PS20

The Libraries Of Keio University In Tokyo And Yokohama 

Futoshi Ogo
"Independent Scholar", Okayama, Japan

To celebrate the 50th anniversary of the establishment of Keio University (1858- ) on the Mita campus in Tokyo, a new library (1908-12) in the Gothic style was designed by Sone Tatsuzō (1853-1937) and Chūjō Seiichirō (1868-1936). Designed by Maki Fumihiko (1928- ), another new library was completed in 1981 on the same campus. Its site was formerly occupied by a makeshift wooden building, constructed in the postwar period.

A buttressed exterior of the library by Sone- Chūjō (old library) is covered with red bricks and light-gray granite. Clad in salmon-pink tiles, an exterior of the library by Maki (new library) is composed of a square module of 8 meters with an increment of two floors. Facing each other, these buildings retain a datum line, which is shared with the administration building (Jukukan-kyoku; 1925-26 by Sone-Chūjō), located between the libraries and equally distanced from each library. Cornice lines of the old library and Jukukan-kyoku run as the datum line (16 meters high), which extends to the fourth-floor- roof level of the new library. Rising from here, a setback of its north façade visually helps assimilate to volumes of the old library and Jukukan-kyoku. A U-shaped square surrounded by these three structures symbolizes the long history of the institution. Due to exiguous area of the campus, upper components of the other three façades of the new library are also set back in order to alleviate crammed space caused by adjacent buildings.

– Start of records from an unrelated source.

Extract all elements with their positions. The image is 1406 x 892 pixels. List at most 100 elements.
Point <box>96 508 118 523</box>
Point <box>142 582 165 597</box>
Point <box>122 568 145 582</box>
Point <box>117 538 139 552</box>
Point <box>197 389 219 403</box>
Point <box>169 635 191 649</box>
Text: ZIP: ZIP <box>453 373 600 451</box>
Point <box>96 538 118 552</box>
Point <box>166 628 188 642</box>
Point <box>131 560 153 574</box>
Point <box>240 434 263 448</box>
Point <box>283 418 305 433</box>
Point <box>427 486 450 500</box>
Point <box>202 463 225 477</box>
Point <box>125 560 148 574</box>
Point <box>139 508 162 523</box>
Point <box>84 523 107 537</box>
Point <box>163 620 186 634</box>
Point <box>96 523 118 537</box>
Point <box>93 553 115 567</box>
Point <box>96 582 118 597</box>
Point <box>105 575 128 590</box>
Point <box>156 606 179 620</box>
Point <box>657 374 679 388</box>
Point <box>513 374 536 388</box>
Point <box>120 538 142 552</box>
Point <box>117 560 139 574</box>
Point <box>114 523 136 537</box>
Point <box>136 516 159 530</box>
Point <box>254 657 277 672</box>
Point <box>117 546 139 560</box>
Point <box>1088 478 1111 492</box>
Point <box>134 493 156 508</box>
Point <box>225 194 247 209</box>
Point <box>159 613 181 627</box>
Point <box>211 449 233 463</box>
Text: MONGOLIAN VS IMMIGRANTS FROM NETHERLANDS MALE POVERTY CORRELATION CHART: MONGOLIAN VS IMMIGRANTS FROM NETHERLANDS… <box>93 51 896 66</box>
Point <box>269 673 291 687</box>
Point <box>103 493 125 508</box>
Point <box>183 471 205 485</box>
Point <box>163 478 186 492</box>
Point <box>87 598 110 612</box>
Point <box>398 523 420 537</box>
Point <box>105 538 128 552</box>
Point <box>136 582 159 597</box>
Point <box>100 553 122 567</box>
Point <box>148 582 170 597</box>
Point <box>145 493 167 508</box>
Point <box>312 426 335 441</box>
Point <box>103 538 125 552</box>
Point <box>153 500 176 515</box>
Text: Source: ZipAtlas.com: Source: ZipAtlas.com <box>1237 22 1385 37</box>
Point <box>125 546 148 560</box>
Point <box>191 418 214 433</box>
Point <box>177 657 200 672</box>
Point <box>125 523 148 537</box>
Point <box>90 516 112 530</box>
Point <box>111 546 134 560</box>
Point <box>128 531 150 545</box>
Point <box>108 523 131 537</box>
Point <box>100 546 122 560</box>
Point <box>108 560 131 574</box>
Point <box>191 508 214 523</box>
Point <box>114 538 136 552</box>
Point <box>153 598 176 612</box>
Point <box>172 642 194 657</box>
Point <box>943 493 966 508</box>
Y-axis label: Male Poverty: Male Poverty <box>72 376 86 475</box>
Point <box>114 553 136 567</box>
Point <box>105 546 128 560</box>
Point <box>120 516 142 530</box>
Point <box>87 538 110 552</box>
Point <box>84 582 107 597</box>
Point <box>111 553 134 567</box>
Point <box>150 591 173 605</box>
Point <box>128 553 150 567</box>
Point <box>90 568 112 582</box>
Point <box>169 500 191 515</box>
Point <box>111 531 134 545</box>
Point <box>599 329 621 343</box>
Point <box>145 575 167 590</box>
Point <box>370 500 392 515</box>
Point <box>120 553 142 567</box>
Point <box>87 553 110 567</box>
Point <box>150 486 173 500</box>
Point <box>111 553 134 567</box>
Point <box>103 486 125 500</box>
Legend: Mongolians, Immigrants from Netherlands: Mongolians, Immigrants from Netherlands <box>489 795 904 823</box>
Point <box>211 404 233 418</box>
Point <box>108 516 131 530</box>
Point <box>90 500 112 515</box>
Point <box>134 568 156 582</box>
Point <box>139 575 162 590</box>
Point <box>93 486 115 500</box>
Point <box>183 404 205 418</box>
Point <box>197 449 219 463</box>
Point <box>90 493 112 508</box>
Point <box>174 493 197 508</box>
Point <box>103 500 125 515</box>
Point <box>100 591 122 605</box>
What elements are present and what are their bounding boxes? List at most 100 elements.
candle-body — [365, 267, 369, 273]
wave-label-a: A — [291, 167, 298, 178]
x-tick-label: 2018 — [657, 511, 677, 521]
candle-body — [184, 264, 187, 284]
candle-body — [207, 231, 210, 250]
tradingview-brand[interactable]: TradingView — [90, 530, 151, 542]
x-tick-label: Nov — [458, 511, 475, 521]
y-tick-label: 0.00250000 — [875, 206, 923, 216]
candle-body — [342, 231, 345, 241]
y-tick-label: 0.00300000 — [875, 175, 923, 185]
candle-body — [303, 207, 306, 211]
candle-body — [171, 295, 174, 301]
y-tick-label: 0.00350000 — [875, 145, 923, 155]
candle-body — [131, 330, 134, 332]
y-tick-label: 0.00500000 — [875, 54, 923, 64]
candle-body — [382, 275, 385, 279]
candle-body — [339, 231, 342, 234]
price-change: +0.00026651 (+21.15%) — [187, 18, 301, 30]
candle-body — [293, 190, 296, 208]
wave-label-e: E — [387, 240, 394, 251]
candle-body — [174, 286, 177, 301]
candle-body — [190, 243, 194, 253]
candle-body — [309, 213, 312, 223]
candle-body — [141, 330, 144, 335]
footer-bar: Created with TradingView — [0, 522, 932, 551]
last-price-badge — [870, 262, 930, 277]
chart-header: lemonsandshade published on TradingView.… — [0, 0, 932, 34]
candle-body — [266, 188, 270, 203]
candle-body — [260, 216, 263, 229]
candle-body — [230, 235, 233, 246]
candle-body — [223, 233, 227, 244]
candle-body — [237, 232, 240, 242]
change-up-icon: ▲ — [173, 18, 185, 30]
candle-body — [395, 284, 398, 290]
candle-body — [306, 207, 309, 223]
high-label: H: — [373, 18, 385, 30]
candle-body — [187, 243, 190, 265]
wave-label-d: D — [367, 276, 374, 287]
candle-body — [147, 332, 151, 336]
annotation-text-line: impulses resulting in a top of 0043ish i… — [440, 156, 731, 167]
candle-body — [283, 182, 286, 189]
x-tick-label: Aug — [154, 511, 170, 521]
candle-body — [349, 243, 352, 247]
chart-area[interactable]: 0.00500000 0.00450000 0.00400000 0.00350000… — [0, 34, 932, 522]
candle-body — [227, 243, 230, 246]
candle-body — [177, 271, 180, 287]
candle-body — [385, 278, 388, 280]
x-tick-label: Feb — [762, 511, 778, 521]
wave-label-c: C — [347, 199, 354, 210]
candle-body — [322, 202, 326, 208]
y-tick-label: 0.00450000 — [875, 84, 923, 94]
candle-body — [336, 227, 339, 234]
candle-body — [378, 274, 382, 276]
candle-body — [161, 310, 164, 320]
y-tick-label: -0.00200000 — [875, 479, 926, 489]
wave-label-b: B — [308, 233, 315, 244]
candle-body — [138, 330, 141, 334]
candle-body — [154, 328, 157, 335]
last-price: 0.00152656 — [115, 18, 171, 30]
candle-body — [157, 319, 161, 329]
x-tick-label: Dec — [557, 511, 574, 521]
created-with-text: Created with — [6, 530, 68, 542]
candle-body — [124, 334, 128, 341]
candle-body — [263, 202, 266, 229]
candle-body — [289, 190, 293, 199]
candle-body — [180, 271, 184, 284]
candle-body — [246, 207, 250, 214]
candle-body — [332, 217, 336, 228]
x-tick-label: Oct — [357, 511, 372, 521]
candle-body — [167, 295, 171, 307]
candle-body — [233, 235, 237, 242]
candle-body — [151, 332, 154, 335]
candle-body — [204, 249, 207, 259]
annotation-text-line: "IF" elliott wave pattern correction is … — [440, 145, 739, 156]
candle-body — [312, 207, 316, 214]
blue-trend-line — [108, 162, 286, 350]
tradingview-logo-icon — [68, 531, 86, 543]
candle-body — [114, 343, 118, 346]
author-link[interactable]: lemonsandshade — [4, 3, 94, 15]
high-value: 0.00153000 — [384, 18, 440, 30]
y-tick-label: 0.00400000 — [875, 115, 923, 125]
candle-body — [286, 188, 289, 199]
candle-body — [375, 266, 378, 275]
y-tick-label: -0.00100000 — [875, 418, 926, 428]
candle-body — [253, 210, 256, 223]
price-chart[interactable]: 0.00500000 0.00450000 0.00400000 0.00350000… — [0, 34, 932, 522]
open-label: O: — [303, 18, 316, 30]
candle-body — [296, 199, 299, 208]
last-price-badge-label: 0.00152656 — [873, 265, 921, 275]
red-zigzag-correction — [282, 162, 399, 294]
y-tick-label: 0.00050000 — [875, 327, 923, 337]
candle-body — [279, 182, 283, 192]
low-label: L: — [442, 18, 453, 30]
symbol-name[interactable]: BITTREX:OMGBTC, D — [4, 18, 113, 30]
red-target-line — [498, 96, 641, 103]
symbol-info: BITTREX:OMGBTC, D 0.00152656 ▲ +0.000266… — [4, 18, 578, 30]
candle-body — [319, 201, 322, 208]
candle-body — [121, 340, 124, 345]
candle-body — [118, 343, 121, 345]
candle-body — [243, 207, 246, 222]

In 1982, Maki renovated the interior of the old library, where enduring sustainability has been embodied with modernity. This paper, thereby, explores architectonic and cultural dialogue between the old and new libraries and analyzes individual development in Maki's subsequent library (1985) on the Hiyoshi campus in Yokohama, constructed to celebrate the 125th anniversary of the founding of Keio.